Пчёлы – бойцы выкрикивали это «я», гордо поглядывая на своих сородичей.
Как же! Это была такая прекрасная возможность показать своё благородство и доблесть. Пчёлы при этом даже не задумывались, что шершень был в несколько раз больше и сильнее каждой из них.
Первой вышла боевая пчела Жу-Жу.
– Я принимаю твой вызов гадкий шершень! – Гордо прожужжала она. – Защищайся!
Жу-Жу смело кинулась на шершня.
А Шур-Шур чуть отошел в сторону и вмиг перекусил пчеле крылья. А затем и шею!
– И я! – кричали и кидались другие пчелы.
Всё новые и новые бойцы издавали боевой клич и бросались в бой. Им казалось, – как они красивы в этом боевом порыве! Как мужественно гудят их крылья! Как роскошно развиваются в полёте усы!

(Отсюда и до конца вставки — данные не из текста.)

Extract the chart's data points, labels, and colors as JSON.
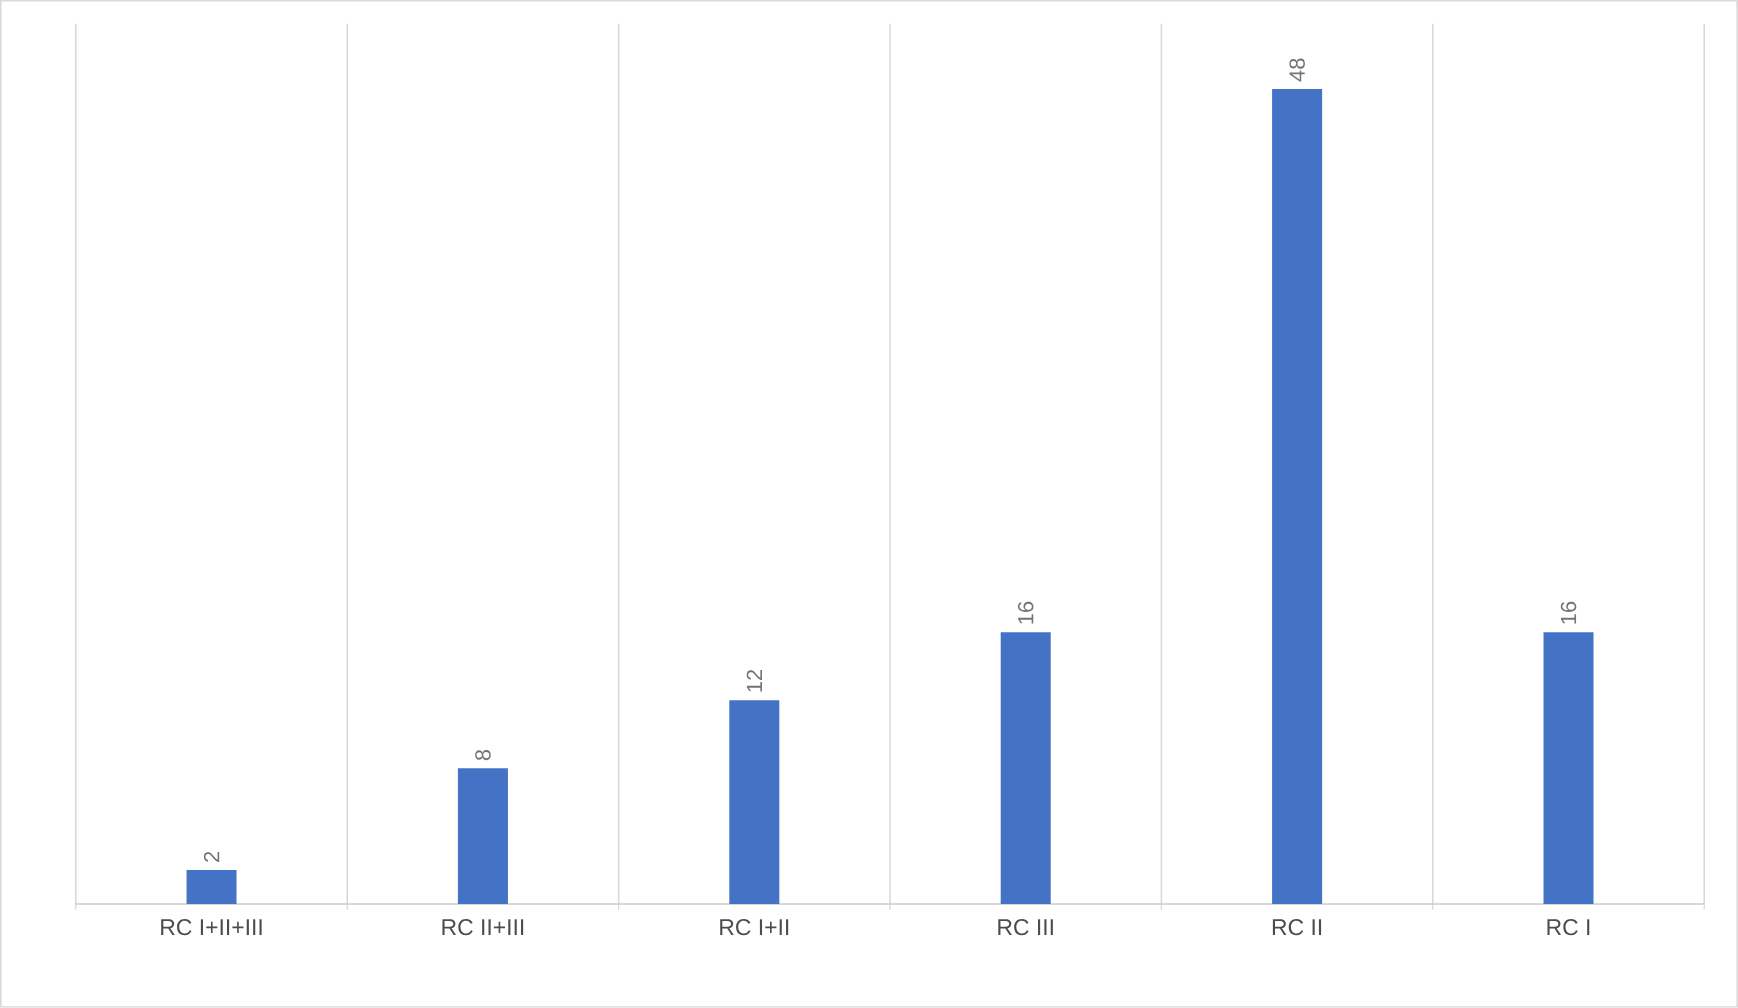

Но этим всё и кончилось. Они всё падали и падали к ногам шершня… И вскоре ни одной боевой пчелы не осталось в улье.
– Ах, беда! – Плакала пчела Матка. – Ах, беда…
Но и только! На большее, к сожалению, у Матки ума не хватило.
А шершень залез в улей и принялся подъедать сладкий ароматный мёд. Когда Шур – Шур наелся, он набрал полный рот мёда и улетел.
Собрались тут пчёлы на совет.
– Ах! Какое горе! – кричали одни…
– Ах! Наши боевые пчёлы все погибли! – кричали другие…
– Ну, что ж… Их уже не вернуть, – говорили третьи, – а работать надо.
– Может всё само собою образуется… – говорили четвёртые…
А на утро прилетели десять шершней! Они деловито заняли все входы и выходы из улья и принялись за дело. Одни погоняли рабочих пчёл.
– Работать, работать, бездельники! – кричали они.
Другие, наевшись мёда, набивали полные защёки нектара и прополиса, улетали.
Вскоре они возвращались, и всё повторялось сначала!
– А что делать? – Тихо шептали пчёлы, ползая вокруг Матки… – Мы же не боевые, мы же рабочие…
– Лишь бы не было больше бескрылых пчёл, – отвечала им Матка.
Так и прошло лето. С каждым днём всё холоднее и холоднее дул северный ветер. Чёрные тучи затянули весь горизонт. И солнышко всё ниже и ниже склонялось к закату.
И только тут пчёлы поняли: и мёда, и прополиса, и воска у них осталось очень и очень мало. А впереди была длинная, холодная зима.
Они, честные труженицы, всё больше и больше работали. Но каждая пчела чувствовала: зима будет лютая и длинная… А мёду становилось всё меньше и меньше, сколько бы они не работали …Пчёлы так привыкли к шершням, что даже не замечали их. Да и сколько поколений сменилось за лето! И новым молодым пчёлам казалось, что так и должно быть!